In the 1800s and early parts of the 1900s, many countries (and some parts of the United States) officially banned boxing, and occasionally the police would step in to stop the unlawful bouts (which, although unlawful, were still sanctioned by regional boxing commissions). Since boxing is now lawful almost everywhere in the world, the number of fights called no contest has decreased dramatically since the beginnings of the 20th century. Referees were also known to stop bouts during this period, when they felt bouts were too slow due to lack of aggression from one or both boxers.

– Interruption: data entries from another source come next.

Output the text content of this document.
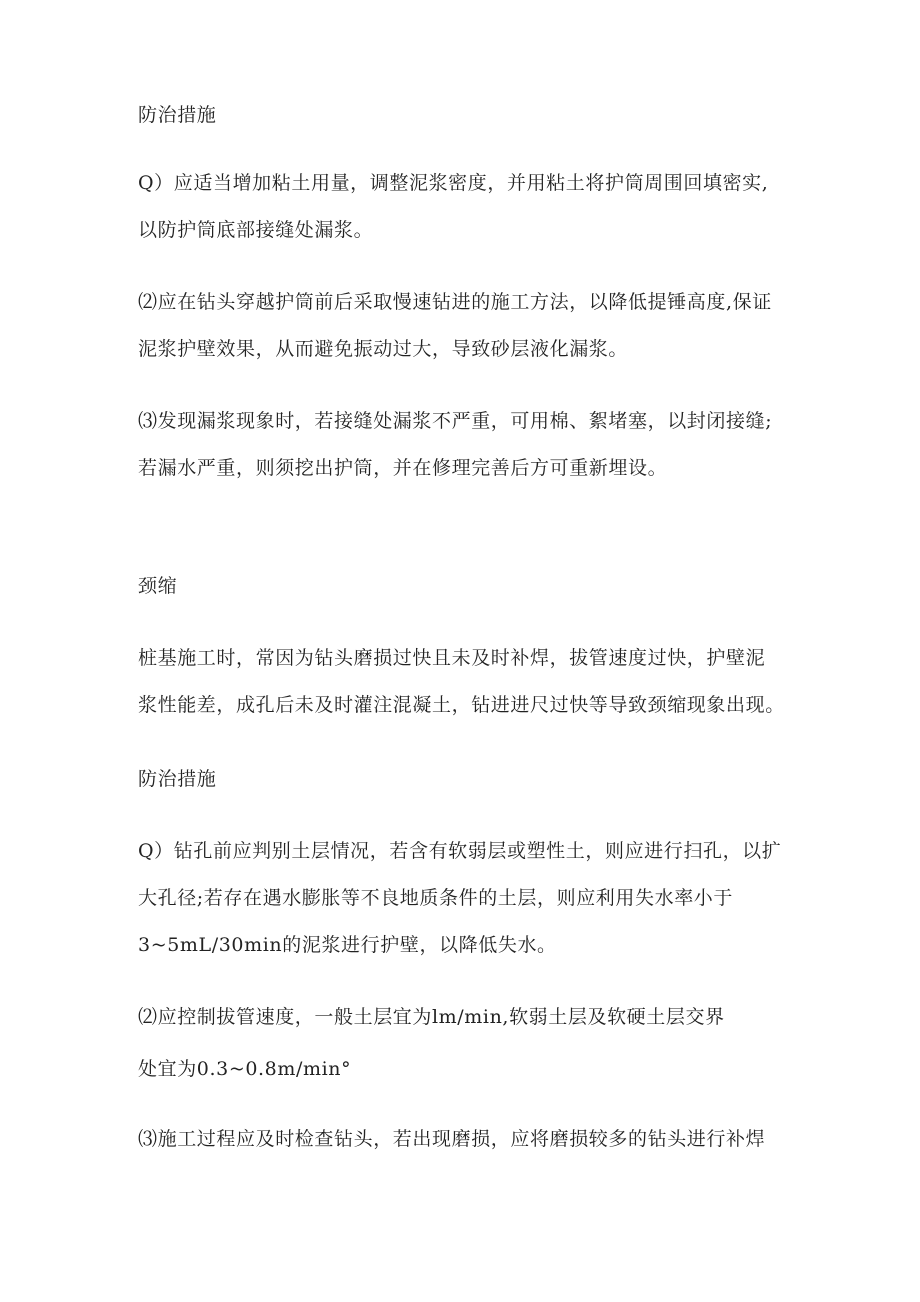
防治措施
Q）应适当增加粘土用量，调整泥浆密度，并用粘土将护筒周围回填密实,
以防护筒底部接缝处漏浆。
⑵应在钻头穿越护筒前后采取慢速钻进的施工方法，以降低提锤高度,保证
泥浆护壁效果，从而避免振动过大，导致砂层液化漏浆。
⑶发现漏浆现象时，若接缝处漏浆不严重，可用棉、絮堵塞，以封闭接缝;
若漏水严重，则须挖出护筒，并在修理完善后方可重新埋设。
颈缩
桩基施工时，常因为钻头磨损过快且未及时补焊，拔管速度过快，护壁泥
浆性能差，成孔后未及时灌注混凝土，钻进进尺过快等导致颈缩现象出现。
防治措施
Q）钻孔前应判别土层情况，若含有软弱层或塑性土，则应进行扫孔，以扩
大孔径;若存在遇水膨胀等不良地质条件的土层，则应利用失水率小于
3~5mL/30min的泥浆进行护壁，以降低失水。
⑵应控制拔管速度，一般土层宜为lm/min,软弱土层及软硬土层交界
处宜为0.3~0.8m/min°
⑶施工过程应及时检查钻头，若出现磨损，应将磨损较多的钻头进行补焊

In the modern game, the various rules that dictate whether a fight should be called a no contest, a disqualification, or a knockout differ between countries and boxing organizations. Rules in the United States now dictate that any bout which ends prior to the completion of the 4th round, due to an accidental headbutt, is to be declared a no contest. Prior to this, accidental headbutt stoppages had been ruled a technical draw. Most other no contests in boxing occur when unusual circumstances, which would include instances such as a bout being rained out, ring falling apart, or an unexpected injury caused by something outside of the boxer's control. One good example of an unusual circumstance occurred in 1983, on the undercard of the fight where Roberto Durán beat Davey Moore for the World Jr. Middleweight title at the Madison Square Garden, when Luis Resto and Billy Collins Jr boxed ten rounds. Resto appeared to win the fight cleanly, and the scorers gave the match to Resto. But, it was later discovered that he had cheated by tampering with his gloves before the fight. The injuries Collins received affected his sight, and, upon finding out what Resto and his corner had done, the New York State Athletic Commission decided to change the result of the fight to a no contest.
On August 28, 1998, Bernard Hopkins fought Robert Allen in Las Vegas, Nevada, United States. The fight was ruled a no contest when Hopkins was injured after he was accidentally pushed out of the ring by referee Mills Lane, who was trying to break up a clinch.
No contest decisions in mixed martial arts (MMA) are usually declared when an accidental illegal strike (the rules on which differ from each organization) causes the recipient of the blow to be unable to continue, that decision being made by the referee, doctor, the fighter or his corner. Each fighter receives a NC counted in their record and is scored as neither a win nor a loss. Blows from intentional illegal strikes that force a fighter to be unable to continue are not declared a no contest, but as a win and a loss by disqualification for the appropriate fighters.
In 2007, a controversial no contest decision in MMA occurred at The Ultimate Fighter 5 season finale between Rob Emerson and Gray Maynard. Maynard knocked himself temporarily unconscious during a takedown of Emerson, who then submitted due to an aggravated injury of the ribs, each being unaware that the other fighter could not continue. While awaiting the official announcement many believed that Gray Maynard would be declared the winner, because Emerson tapped out and it appeared that Maynard was unharmed. The NC decision was made by the judges due to both fighters' inability to continue. Footage from a different angle was then aired showing Maynard needing assistance from the referee to stand from the floor only to fall down again.
At Legends of Fighting Championship 25: Breaking Point in May 2008, Tyler Bryan and Shawn Parker knocked each other out simultaneously with two legal punches. Referee Shonie Carter, surprised and unsure of protocol, ultimately signaled for a no-contest rather than a draw. Both fighters became viral video stars and ended their brief fighting careers later that year.